The news — actor Matt Damon was recently quoted in an Elle magazine profile as being still highly critical of Obama. Here's the relevant section (my emphasis and paragraphing):

While most Hollywood power-Dems continue to back their commander in chief—albeit with somewhat subdued ardor—Damon, one of Obama’s earliest and loudest public supporters, told Piers Morgan last year that the president “misinterpreted his mandate” by rolling over to banks and extending Bush-era tax cuts. ...

“I’ve talked to a lot of people who worked for Obama at the grassroots level. One of them said to me, ‘Never again. I will never be fooled again by a politician,’ ” Damon says ... “You know, a one-term president with some balls who actually got stuff done would have been, in the long run of the country, much better.”

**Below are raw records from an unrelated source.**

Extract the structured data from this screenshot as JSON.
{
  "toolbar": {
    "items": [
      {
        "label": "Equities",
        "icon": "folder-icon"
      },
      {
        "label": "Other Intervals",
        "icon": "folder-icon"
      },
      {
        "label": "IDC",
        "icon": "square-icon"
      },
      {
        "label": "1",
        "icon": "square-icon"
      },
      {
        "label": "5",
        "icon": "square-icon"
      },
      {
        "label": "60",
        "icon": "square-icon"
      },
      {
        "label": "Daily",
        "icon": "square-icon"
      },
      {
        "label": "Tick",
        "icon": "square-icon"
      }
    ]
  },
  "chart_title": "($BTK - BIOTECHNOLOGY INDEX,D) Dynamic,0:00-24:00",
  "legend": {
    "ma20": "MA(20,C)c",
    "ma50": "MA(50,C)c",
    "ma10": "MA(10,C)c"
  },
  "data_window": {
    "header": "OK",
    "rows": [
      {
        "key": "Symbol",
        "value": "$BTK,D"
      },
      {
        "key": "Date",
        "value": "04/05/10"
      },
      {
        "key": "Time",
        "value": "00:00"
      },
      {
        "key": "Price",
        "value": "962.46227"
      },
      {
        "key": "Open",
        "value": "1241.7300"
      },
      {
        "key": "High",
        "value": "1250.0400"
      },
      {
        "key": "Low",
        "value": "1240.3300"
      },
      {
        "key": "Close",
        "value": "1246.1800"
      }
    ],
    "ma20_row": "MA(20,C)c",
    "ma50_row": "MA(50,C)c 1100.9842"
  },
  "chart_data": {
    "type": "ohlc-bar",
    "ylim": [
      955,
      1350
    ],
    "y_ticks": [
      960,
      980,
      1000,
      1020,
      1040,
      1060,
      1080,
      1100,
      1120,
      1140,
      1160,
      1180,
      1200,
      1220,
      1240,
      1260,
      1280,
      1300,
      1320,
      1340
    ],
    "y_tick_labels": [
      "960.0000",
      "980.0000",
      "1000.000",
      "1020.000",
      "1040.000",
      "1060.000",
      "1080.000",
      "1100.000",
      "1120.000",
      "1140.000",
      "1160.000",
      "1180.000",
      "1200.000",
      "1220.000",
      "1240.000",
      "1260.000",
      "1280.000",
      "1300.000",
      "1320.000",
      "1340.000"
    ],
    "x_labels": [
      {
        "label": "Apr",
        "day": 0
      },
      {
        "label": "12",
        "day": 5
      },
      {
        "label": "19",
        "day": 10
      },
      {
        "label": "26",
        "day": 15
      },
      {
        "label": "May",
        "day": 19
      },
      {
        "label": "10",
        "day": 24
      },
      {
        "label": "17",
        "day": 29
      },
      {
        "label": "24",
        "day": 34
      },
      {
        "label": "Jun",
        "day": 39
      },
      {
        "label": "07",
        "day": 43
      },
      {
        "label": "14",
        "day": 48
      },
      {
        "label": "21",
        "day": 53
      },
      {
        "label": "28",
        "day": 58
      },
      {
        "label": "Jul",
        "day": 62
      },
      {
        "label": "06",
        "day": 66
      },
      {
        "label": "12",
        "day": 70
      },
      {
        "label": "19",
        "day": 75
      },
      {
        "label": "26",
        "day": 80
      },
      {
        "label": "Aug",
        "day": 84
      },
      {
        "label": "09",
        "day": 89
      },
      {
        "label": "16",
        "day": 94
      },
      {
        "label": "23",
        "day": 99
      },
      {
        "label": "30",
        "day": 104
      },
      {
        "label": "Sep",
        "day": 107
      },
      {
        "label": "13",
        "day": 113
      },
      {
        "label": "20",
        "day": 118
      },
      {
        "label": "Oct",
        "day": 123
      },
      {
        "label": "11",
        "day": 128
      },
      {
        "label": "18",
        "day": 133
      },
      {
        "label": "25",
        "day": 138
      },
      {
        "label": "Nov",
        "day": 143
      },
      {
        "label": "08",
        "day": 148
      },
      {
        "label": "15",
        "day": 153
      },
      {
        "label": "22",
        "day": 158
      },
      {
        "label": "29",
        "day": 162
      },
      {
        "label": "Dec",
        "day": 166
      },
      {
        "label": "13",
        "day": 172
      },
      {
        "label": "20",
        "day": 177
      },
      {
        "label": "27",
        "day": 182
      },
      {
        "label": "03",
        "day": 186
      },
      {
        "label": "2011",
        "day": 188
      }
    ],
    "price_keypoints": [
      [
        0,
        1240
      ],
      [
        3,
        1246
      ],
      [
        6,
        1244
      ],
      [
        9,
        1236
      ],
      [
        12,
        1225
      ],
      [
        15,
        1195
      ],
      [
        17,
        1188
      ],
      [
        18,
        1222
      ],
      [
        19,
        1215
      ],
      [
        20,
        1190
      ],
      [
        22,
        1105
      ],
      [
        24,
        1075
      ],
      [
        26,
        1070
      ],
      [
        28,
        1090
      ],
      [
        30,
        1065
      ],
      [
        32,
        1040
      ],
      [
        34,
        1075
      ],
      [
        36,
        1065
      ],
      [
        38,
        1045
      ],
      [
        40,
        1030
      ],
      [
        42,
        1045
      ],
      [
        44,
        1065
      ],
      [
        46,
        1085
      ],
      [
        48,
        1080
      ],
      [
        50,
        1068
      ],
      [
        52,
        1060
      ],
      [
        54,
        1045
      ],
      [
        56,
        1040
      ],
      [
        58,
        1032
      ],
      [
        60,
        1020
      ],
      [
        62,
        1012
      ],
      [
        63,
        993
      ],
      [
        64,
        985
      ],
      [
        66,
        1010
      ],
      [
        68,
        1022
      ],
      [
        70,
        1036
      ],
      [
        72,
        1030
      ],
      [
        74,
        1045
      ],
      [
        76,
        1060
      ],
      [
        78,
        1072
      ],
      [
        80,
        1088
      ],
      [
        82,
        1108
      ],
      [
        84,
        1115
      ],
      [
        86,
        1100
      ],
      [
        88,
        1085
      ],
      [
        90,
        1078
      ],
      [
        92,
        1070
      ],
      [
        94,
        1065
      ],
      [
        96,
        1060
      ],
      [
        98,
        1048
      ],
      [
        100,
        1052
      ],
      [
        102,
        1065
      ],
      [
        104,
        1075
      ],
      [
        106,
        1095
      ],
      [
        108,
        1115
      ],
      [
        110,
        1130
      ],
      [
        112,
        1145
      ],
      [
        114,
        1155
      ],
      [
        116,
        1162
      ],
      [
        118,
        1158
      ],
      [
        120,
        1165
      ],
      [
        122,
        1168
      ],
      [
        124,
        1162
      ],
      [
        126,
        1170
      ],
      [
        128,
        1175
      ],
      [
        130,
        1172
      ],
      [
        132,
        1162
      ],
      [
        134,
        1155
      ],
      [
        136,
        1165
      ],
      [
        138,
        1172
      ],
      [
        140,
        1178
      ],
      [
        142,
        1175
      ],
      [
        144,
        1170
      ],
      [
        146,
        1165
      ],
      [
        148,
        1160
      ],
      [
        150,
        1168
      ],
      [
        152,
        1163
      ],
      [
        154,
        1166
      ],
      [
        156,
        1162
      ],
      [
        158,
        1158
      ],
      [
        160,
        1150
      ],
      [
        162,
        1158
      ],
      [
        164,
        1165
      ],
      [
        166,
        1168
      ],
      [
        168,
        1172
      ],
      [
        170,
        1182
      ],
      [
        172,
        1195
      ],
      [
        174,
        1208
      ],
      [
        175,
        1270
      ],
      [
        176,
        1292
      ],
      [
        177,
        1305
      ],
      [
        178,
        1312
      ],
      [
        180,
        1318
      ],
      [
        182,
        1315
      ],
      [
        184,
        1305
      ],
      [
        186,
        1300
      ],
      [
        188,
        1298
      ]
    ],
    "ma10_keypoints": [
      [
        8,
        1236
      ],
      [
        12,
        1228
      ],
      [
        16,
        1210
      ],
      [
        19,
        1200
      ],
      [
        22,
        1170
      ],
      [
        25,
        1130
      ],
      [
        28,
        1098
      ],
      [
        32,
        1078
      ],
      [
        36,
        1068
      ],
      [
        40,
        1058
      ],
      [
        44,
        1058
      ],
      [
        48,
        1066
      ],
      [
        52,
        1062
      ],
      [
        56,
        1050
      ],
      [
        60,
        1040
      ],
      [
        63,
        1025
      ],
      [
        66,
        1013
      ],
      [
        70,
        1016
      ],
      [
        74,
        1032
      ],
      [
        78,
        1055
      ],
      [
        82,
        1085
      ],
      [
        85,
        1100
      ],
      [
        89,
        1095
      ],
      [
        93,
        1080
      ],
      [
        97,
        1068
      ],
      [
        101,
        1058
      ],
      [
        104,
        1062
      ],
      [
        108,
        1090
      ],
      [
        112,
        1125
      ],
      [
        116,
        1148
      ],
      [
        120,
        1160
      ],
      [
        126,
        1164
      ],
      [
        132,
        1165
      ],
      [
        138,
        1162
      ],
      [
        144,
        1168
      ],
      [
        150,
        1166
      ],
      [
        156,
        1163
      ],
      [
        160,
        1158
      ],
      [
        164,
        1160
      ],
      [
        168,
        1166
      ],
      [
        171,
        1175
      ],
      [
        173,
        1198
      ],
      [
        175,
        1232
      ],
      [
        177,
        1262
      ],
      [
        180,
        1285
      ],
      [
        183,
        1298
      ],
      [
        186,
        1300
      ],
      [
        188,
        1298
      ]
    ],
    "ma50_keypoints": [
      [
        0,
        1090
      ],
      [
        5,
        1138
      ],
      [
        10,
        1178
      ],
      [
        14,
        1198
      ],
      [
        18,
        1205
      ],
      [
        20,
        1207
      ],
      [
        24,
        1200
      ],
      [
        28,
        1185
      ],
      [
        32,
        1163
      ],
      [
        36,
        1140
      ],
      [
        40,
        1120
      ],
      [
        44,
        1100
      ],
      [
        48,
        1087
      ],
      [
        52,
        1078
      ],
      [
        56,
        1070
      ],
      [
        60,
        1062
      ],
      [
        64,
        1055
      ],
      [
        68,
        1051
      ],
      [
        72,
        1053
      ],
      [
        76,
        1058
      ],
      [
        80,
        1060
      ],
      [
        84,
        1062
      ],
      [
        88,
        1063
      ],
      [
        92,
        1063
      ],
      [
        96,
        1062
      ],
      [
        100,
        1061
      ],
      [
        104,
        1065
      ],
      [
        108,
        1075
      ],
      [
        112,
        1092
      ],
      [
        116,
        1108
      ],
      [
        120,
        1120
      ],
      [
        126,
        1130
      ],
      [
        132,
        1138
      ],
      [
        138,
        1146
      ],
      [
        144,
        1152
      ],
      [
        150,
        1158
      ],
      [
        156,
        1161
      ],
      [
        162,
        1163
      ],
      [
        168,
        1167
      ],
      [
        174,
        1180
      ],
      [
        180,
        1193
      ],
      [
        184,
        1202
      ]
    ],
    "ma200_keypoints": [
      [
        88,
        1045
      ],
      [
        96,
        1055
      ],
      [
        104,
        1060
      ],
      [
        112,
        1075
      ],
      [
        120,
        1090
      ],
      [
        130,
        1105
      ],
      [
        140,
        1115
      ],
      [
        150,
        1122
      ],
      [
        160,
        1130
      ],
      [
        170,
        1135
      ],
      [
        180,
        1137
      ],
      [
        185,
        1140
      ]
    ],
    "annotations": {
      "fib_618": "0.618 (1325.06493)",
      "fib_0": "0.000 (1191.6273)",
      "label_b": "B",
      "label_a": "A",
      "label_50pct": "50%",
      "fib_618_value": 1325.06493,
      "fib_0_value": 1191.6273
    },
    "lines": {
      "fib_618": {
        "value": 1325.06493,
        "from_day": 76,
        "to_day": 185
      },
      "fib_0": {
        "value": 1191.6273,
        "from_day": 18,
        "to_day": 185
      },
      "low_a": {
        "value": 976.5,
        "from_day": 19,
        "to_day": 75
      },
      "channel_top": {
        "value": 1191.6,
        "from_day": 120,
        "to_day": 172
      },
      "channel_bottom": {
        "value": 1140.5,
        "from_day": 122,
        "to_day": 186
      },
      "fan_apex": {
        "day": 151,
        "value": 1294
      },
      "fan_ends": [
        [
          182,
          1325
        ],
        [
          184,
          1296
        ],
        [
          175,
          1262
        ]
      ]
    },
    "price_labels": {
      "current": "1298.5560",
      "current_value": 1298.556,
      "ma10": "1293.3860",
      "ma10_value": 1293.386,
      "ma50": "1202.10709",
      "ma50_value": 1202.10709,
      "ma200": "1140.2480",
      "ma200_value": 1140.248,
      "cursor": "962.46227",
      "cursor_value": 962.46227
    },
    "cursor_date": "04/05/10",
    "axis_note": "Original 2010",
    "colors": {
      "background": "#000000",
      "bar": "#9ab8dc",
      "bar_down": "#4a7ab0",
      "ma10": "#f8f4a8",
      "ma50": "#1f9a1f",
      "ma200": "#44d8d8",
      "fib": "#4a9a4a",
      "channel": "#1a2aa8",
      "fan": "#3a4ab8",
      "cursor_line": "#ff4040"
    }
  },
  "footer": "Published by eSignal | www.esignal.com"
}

Damon gestures in the direction ... of the sign-wielding [Occupy Vancouver] picketers who are beginning to gather steam. “If the Democrats think that they didn’t have a mandate—people are literally without any focus or leadership, just wandering out into the streets to yell right now because they are so pissed off,” he says. “Imagine if they had a leader.”
Yes. Imagine if they had a leader. Where could we find one?

Comments — So now we're at the presidential layer of the "what to do?" discussion. (The 15,000 foot layer is talk like this; the organizing layer is discussed here.)

The choices in 2012 are simple, and they deserve their own post for full exploration. You can:
    ■ Support Obama
    ■ Support a primary challenge to Obama
    ■ Support a 3rd party candidate
    ■ Support the Republican
    ■ Stay home
We'll go through the logic of each choice later. But for now, I strongly believe the bottom three options should be treated identically, since they have the same operational effect. Third-party candidates lose, and because they lose, they don't "send a message." Only power sends a message. Bush II lost the popular vote in 2000 and ran the country like a king.

Ask yourself: If Republicans take power, is there any doubt they will continue the Bush Project — permanent Republican rule — in other words, do to us what's being done to Hungary?

I'll have a follow-up on this reasoning shortly. Suffice it to say, for me the choices are only three — Obama, a different Dem, or the Republican.

Let's leave it there until later; as the Democratic cave becomes wider and deeper, the question — what do do? — totally fails to go away. I promise to return to it.

(So, how does a discussion of primary challenges find itself in a post about Matt Damon? Happy accident.)